The C-shaped root canal configuration: a review

By Jafarzadeh H, Wu YN.

Date: 01/2007
Journal: JOE

Summary:

  • Etiology: Failure of the Hertwig’s epithelial root sheath to fuse on the lingual or buccal root surface is the main cause of C-shaped roots. The C-shaped root may also be formed by coalescence because of deposition of the cementum with time
  • Fan’s Classification (Radiographic):
  • 1. Type I: conical or square root with a vague, radiolucent longitudinal line separating the root into distal and mesial parts. There was a mesial and a distal canal that merged into one before exiting at the apical foramen.
  • 2. Type II: conical or square root with a vague, radiolucent longitudinal line separating the root into distal and mesial parts. There was a mesial and a distal canal, and the two canals appeared to continue on their own pathway to the apex.
  • 3. Type III: conical or square root with a vague, radiolucent longitudinal line separating the root into distal and mesial parts.
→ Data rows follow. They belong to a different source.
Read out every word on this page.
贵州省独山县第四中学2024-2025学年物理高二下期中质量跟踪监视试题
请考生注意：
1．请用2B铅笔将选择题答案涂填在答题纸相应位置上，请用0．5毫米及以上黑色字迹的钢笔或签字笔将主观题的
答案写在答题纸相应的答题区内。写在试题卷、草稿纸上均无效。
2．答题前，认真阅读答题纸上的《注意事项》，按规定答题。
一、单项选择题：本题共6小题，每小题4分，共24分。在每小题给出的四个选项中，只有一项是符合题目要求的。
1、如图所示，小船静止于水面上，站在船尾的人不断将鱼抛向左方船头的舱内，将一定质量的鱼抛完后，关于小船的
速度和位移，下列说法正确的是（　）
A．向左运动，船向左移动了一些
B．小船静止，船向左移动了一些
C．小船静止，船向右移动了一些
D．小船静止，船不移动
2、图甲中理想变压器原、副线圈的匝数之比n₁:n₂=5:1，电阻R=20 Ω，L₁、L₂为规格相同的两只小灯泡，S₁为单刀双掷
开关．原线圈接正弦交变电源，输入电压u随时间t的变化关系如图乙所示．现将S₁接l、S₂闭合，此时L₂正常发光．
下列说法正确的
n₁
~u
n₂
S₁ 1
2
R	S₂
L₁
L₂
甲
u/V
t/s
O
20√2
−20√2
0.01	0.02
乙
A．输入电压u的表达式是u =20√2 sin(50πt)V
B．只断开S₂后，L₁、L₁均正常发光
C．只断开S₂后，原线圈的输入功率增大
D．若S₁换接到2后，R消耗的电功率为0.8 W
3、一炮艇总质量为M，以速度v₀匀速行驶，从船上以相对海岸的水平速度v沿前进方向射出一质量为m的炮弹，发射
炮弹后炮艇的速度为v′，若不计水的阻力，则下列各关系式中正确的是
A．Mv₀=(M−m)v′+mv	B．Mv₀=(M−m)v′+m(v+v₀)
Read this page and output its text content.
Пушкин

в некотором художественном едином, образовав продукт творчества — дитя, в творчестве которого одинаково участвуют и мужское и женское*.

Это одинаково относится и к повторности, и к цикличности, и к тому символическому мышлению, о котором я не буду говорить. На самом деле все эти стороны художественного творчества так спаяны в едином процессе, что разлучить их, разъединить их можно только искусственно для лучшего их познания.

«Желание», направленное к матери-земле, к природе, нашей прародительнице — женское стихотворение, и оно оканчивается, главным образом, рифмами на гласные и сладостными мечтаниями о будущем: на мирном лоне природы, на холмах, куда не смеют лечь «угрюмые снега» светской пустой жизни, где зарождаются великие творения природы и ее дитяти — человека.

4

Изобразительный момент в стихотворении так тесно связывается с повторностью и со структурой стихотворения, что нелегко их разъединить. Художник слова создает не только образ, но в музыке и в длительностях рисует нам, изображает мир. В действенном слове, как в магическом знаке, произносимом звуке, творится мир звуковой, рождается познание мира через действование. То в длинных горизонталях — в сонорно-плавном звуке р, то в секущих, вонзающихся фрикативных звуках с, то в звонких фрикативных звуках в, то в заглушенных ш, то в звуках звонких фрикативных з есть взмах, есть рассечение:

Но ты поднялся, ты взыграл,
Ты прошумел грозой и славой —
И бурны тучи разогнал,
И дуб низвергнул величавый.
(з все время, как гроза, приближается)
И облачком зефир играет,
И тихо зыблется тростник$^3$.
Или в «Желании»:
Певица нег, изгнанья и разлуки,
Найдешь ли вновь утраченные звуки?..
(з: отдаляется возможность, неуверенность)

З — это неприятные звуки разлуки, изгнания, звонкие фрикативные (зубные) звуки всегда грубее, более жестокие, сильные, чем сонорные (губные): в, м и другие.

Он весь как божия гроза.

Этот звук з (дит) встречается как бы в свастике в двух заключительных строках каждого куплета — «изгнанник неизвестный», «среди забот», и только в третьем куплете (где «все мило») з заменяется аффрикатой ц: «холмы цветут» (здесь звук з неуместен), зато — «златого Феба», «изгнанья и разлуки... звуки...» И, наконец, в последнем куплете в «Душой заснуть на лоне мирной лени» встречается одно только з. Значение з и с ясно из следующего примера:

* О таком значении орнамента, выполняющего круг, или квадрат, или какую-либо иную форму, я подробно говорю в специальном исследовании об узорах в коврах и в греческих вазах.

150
There was a mesial and a distal canal, one canal curved to and superimposed on this radiolucent line when running toward the apex, and the other canal appeared to continue on its own pathway to the apex
  • Epidemiology:
  • Mand. 1st molar – 18% of Chinese population (Lu et al 2006)
  • Mand. 2nd molar – 31.5% of Chinese (Yang et al 1988), 11% of Saudi Arabian (Al-Fouzan 2002)
  • 3rd molars – 11% in Thai (Gulabivala 2002)
  • Overall, seldom occurrence in Caucasians or maxillary 1st molars.
  • Diagnosis:
  • Radiographic – 20 degree mesial/distal angle to see.
  • Clinical – The pulp chamber in teeth with C-shaped canals may be large in the occlusoapical dimension with a low bifurcation.
  • Management:
  • Access cavity for teeth with a C-shaped root canal system varies considerably and depends on the pulp morphology of the specific tooth
  • In all categories, the mesiobuccal and distal canal spaces usually can be prepared normally. However, the isthmus should not be prepared with larger than no. 25 files; otherwise, strip perforation is likely.
  • Also, Gates-Glidden burs should not be used to prepare the mesiobuccal and buccal isthmus areas. Extravagant use of small files and 5.25% NaOCl is a key to thorough debridement of narrow canal isthmuses. Also conservative us of ultrasonics.
  • Thermoplasticized gutta percha for obturation. Lateral condensation not ideal.